J.P. Morgan and BofA Merrill Lynch are acting as joint bookrunning managers and representatives of the underwriters for the offering.
A Registration Statement on Form S-3 (including a prospectus) relating to these securities has been filed with the Securities and Exchange Commission (the SEC) and is effective. Before you invest, you should read the prospectus in that registration statement, the accompanying prospectus supplement and other documents the Company has filed with the SEC for more complete information about the Company and this offering. You may get these documents for free by visiting EDGAR on the SEC web site at www.sec.gov. Alternatively, copies of the prospectus and accompanying prospectus supplement related to this offering, when available, may be obtained from J.P. Morgan Securities LLC, c/o Broadridge Financial Solutions, 1155 Long Island Avenue, Edgewood, NY 11717, or via telephone at 1-866-803-9204; or BofA Merrill Lynch, Attention: Prospectus Department, 200 North College Street, 3rd Floor, Charlotte, NC 28255, or by email at dg.prospectus_requests@baml.com.
This press release does not constitute an offer to sell or a solicitation of an offer to buy any securities, nor shall there be any sale of these securities in any state or jurisdiction in which such an offer, solicitation or sale would be unlawful prior to registration or qualification under the securities laws of any such state or jurisdiction.

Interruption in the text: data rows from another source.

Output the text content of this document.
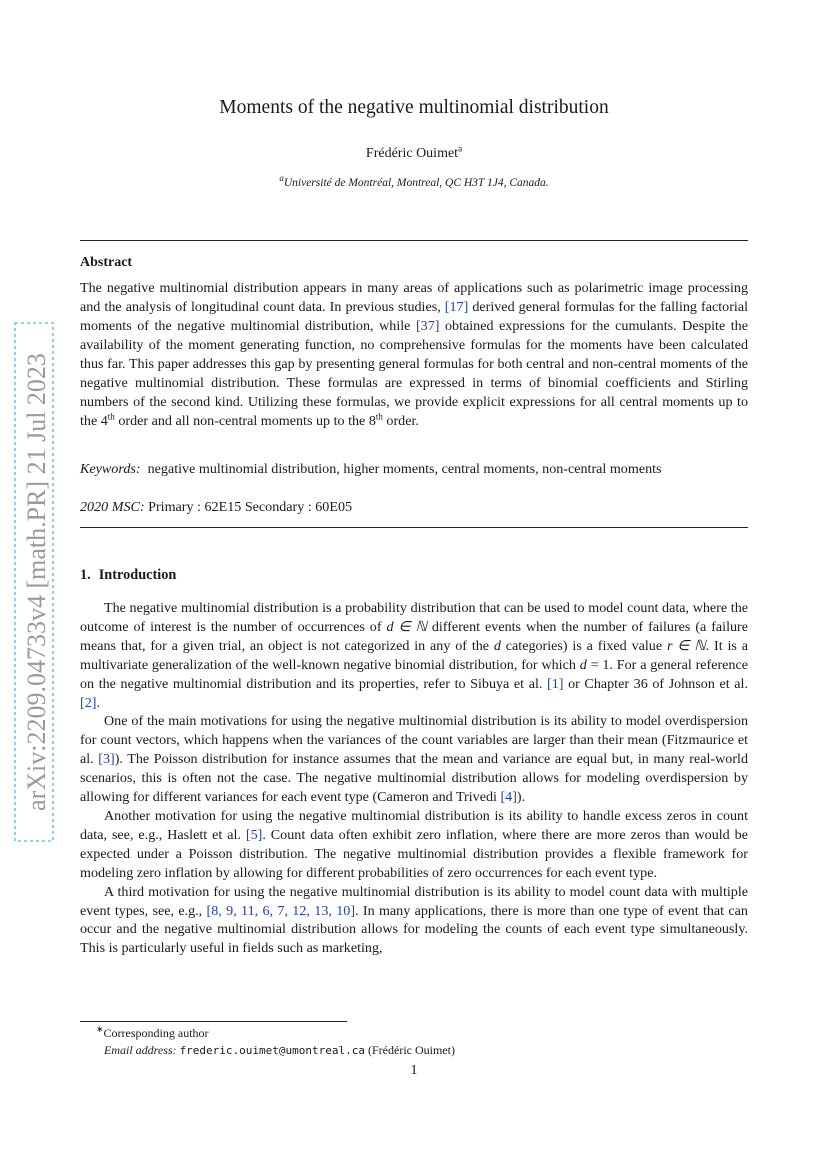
arXiv:2209.04733v4 [math.PR] 21 Jul 2023
Moments of the negative multinomial distribution
Frédéric Ouimet$^a$
$^a$Université de Montréal, Montreal, QC H3T 1J4, Canada.
Abstract
The negative multinomial distribution appears in many areas of applications such as polarimetric image processing and the analysis of longitudinal count data. In previous studies, [17] derived general formulas for the falling factorial moments of the negative multinomial distribution, while [37] obtained expressions for the cumulants. Despite the availability of the moment generating function, no comprehensive formulas for the moments have been calculated thus far. This paper addresses this gap by presenting general formulas for both central and non-central moments of the negative multinomial distribution. These formulas are expressed in terms of binomial coefficients and Stirling numbers of the second kind. Utilizing these formulas, we provide explicit expressions for all central moments up to the 4th order and all non-central moments up to the 8th order.
Keywords: negative multinomial distribution, higher moments, central moments, non-central moments
2020 MSC: Primary : 62E15 Secondary : 60E05
1. Introduction

The negative multinomial distribution is a probability distribution that can be used to model count data, where the outcome of interest is the number of occurrences of d ∈ ℕ different events when the number of failures (a failure means that, for a given trial, an object is not categorized in any of the d categories) is a fixed value r ∈ ℕ. It is a multivariate generalization of the well-known negative binomial distribution, for which d = 1. For a general reference on the negative multinomial distribution and its properties, refer to Sibuya et al. [1] or Chapter 36 of Johnson et al. [2].

One of the main motivations for using the negative multinomial distribution is its ability to model overdispersion for count vectors, which happens when the variances of the count variables are larger than their mean (Fitzmaurice et al. [3]). The Poisson distribution for instance assumes that the mean and variance are equal but, in many real-world scenarios, this is often not the case. The negative multinomial distribution allows for modeling overdispersion by allowing for different variances for each event type (Cameron and Trivedi [4]).

Another motivation for using the negative multinomial distribution is its ability to handle excess zeros in count data, see, e.g., Haslett et al. [5]. Count data often exhibit zero inflation, where there are more zeros than would be expected under a Poisson distribution. The negative multinomial distribution provides a flexible framework for modeling zero inflation by allowing for different probabilities of zero occurrences for each event type.

A third motivation for using the negative multinomial distribution is its ability to model count data with multiple event types, see, e.g., [8, 9, 11, 6, 7, 12, 13, 10]. In many applications, there is more than one type of event that can occur and the negative multinomial distribution allows for modeling the counts of each event type simultaneously. This is particularly useful in fields such as marketing,

∗Corresponding author
Email address: frederic.ouimet@umontreal.ca (Frédéric Ouimet)
1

About Albany International Corp.
Albany International Corp. is a leading developer and manufacturer of engineered components, using advanced materials processing and automation capabilities, with two core businesses. Machine Clothing is the worlds leading producer of fabrics and process felts used in the manufacture of all grades of paper products. Albany Engineered Composites is a rapidly growing designer and manufacturer of advanced materials-based engineered components for jet engine and airframe applications, supporting both commercial and military platforms. Albany International is headquartered in Rochester, New Hampshire, operates 22 plants in 10 countries, employs 4,400 people worldwide, and is listed on the New York Stock Exchange (Symbol: AIN).

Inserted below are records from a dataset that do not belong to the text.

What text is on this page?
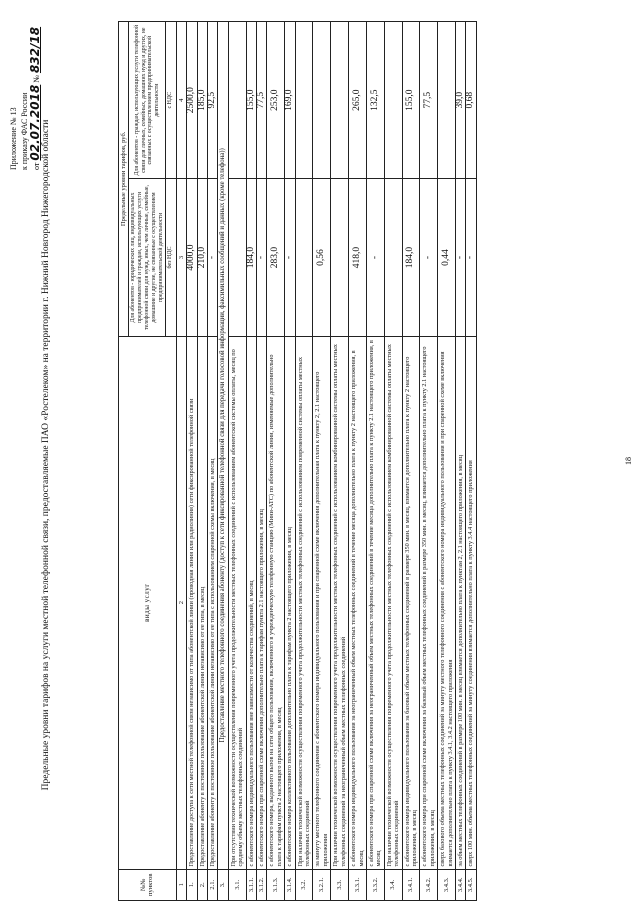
Приложение № 13 к приказу ФАС России от 02.07.2018 № 832/18
Предельные уровни тарифов на услуги местной телефонной связи, предоставляемые ПАО «Ростелеком» на территории г. Нижний Новгород Нижегородской области
№№ пунктов	виды услуг	Предельные уровни тарифов, руб.	
		Для абонентов - юридических лиц, индивидуальных предпринимателей и граждан, использующих услуги телефонной связи для нужд, иных, чем личные, семейные, домашние и другие, не связанные с осуществлением предпринимательской деятельности	Для абонентов - граждан, использующих услуги телефонной связи для личных, семейных, домашних нужд и других, не связанных с осуществлением предпринимательской деятельности
		без НДС	с НДС
1	2	3	4
1.	Предоставление доступа к сети местной телефонной связи независимо от типа абонентской линии (проводная линия или радиолиния) сети фиксированной телефонной связи	4000,0	2500,0
2.	Предоставление абоненту в постоянное пользование абонентской линии независимо от ее типа, в месяц	210,0	185,0
2.1.	Предоставление абоненту в постоянное пользование абонентской линии независимо от ее типа с использованием спаренной схемы включения, в месяц	-	92,5
3.	Предоставление местного телефонного соединения абоненту (доступ к сети фиксированной телефонной связи для передачи голосовой информации, факсимильных сообщений и данных (кроме телефона))		
3.1.	При отсутствии технической возможности осуществления повременного учета продолжительности местных телефонных соединений с использованием абонентской системы оплаты, месяц по среднему объему местных телефонных соединений		
3.1.1.	с абонентского номера индивидуального пользования вне зависимости от количества соединений, в месяц	184,0	155,0
3.1.2.	с абонентского номера при спаренной схеме включения дополнительно плата к тарифам пункта 2.1 настоящего приложения, в месяц	-	77,5
3.1.3.	с абонентского номера, выданного вызов на сети общего пользования, включенного в учрежденческую телефонную станцию (Мини-АТС) по абонентской линии, изменяемые дополнительно плата к тарифам пункта 2 настоящего приложения, в месяц	283,0	253,0
3.1.4.	с абонентского номера коллективного пользования дополнительно плата к тарифам пункта 2 настоящего приложения, в месяц	-	169,0
3.2.	При наличии технической возможности осуществления повременного учета продолжительности местных телефонных соединений с использованием повременной системы оплаты местных телефонных соединений		
3.2.1.	за минуту местного телефонного соединения с абонентского номера индивидуального пользования и при спаренной схеме включения дополнительная плата к пункту 2, 2.1 настоящего приложения	0,56	
3.3.	При наличии технической возможности осуществления повременного учета продолжительности местных телефонных соединений с использованием комбинированной системы оплаты местных телефонных соединений за неограниченный объем местных телефонных соединений		
3.3.1.	с абонентского номера индивидуального пользования за неограниченный объем местных телефонных соединений в течение месяца дополнительно плата к пункту 2 настоящего приложения, в месяц	418,0	265,0
3.3.2.	с абонентского номера при спаренной схеме включения за неограниченный объем местных телефонных соединений в течение месяца дополнительно плата к пункту 2.1 настоящего приложения, в месяц	-	132,5
3.4.	При наличии технической возможности осуществления повременного учета продолжительности местных телефонных соединений с использованием комбинированной системы оплаты местных телефонных соединений		
3.4.1.	с абонентского номера индивидуального пользования за базовый объем местных телефонных соединений в размере 350 мин. в месяц, взимается дополнительно плата к пункту 2 настоящего приложения, в месяц	184,0	155,0
3.4.2.	с абонентского номера при спаренной схеме включения за базовый объем местных телефонных соединений в размере 350 мин. в месяц, взимается дополнительно плата к пункту 2.1 настоящего приложения, в месяц	-	77,5
3.4.3.	сверх базового объема местных телефонных соединений за минуту местного телефонного соединения с абонентского номера индивидуального пользования и при спаренной схеме включения взимается дополнительно плата к пункту 3.4.1, 3.4.2 настоящего приложения	0,44	
3.4.4.	за объем местных телефонных соединений в размере 100 мин. в месяц взимается дополнительно плата к пунктам 2, 2.1 настоящего приложения, в месяц	-	39,0
3.4.5.	сверх 100 мин. объема местных телефонных соединений за минуту соединения взимается дополнительно плата к пункту 3.4.4 настоящего приложения	-	0,68
18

Cautionary Note Regarding Forward-Looking Statements
This press release may contain statements, estimates, or projections that constitute forward-looking statements as defined under U.S. federal securities laws. Because forward-looking statements are subject to certain risks and uncertainties, actual results may differ materially from those expressed or implied by such forward-looking statements. Certain of the risks and uncertainties to which the Company is subject are described in the Registration Statement on Form S-3 under the heading Cautionary Note Regarding Forward-Looking Statements, the Preliminary Prospectus Supplement dated May 28, 2019 under the headings Cautionary note regarding forward-looking statements and Risk factors, the Companys Annual Report on Form 10-K for the year ended December 31, 2018 under the headings Forward-Looking Statements and Risk Factors, the Companys Quarterly Report on Form 10-Q for the quarter ended March 31, 2019 under the heading Forward-Looking Statements and other applicable filings with the SEC. Such forward-looking statements are based on current expectations, and the Company undertakes no obligation to publicly update or revise any forward-looking statements.